Résistance dans les Hautes-Alpes
Daniel Schneidermann - - Alternatives - Le matinaute - 66 commentaires
Vous connaissez Alex Hugo ? Moi non. Jusqu'à hier. Alex Hugo est un improbable et spectaculaire flic champêtre et montagnard de France 3, qui résout ses énigmes sur fond de chalets en bois et de cîmes enneigées. Et pourtant, comme le révèlent Sherlock et Watsonne dans leur hilarante chronique d'hier, il vient de battre en audience le mastodonte Koh-Lanta de TF1, pour la cinquième semaine consécutive. Oui, battre Koh-Lanta. Et pourtant, faites le total des articles consacrés par la presse télé à Koh-Lanta, et de ceux consacrés à la série Alex Hugo
! Je parle de la presse, mais elle n'est pas seule en cause. Je n'ai pas le souvenir non plus d'avoir jamais vu #AlexHugo en tendance, sur mon réseau social addictif favori (ni sur un autre).

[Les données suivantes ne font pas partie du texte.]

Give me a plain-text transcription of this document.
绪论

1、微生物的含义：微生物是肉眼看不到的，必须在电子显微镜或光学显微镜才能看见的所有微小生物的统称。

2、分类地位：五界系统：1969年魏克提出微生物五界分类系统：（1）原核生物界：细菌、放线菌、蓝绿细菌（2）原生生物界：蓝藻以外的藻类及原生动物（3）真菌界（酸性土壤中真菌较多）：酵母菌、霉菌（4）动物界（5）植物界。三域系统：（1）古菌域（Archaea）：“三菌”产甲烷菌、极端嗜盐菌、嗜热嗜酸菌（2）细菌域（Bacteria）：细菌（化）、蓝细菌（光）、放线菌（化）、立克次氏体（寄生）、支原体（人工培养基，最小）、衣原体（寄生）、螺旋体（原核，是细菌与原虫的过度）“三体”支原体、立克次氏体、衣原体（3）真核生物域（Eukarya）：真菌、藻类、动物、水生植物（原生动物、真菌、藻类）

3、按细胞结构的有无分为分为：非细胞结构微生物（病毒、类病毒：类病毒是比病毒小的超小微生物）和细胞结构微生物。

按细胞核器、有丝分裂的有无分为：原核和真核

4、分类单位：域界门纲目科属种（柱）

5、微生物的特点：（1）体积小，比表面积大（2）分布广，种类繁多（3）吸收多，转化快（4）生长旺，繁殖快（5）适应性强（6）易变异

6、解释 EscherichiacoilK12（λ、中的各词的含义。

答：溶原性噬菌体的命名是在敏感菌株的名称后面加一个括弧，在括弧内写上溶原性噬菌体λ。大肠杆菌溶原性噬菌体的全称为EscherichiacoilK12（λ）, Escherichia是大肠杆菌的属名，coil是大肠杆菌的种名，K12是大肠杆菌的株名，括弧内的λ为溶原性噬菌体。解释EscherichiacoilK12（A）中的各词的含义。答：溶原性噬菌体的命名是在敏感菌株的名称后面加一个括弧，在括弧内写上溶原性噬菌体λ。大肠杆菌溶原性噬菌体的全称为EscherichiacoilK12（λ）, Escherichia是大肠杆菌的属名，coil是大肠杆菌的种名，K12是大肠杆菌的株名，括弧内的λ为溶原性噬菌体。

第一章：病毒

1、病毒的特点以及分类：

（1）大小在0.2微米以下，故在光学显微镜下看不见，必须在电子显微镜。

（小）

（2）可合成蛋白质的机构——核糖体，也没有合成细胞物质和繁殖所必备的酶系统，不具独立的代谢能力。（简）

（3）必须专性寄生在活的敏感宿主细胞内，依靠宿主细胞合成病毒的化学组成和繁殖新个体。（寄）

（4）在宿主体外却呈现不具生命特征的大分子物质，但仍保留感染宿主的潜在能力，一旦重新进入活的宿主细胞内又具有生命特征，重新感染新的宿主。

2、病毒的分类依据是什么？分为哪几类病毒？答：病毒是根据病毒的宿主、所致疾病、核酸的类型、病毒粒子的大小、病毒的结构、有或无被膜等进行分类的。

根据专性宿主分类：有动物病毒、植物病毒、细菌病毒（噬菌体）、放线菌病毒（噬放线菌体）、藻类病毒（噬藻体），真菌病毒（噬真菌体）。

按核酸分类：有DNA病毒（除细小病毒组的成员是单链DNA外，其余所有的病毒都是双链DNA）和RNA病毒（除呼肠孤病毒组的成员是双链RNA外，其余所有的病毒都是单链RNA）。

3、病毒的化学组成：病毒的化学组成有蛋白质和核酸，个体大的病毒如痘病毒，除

Il y a une vie, et des succès possibles, hors du rouleau compresseur de la promo. Derrière les invités récurrents des radios et des télés, derrière les comédiens récurrents, les metteurs en scène récurrents, les écrivains récurrents, les économistes récurrents, les philosophes récurrents, les animateurs récurrents, derrière la petite escouade des détenteurs de ronds de serviette et d'abonnements à vie chez Hanouna, Praud, Demorand et Salamé, il y a des auteurs, des artistes, des initiatives, des pratiques culturelles ou professionnelles, qui passent vaillamment sous les radars. Derrière le rêve standardisé du pugilat-bikini dans les mers du Sud, ça résiste dans les Hautes-Alpes, en doudoune sans manches.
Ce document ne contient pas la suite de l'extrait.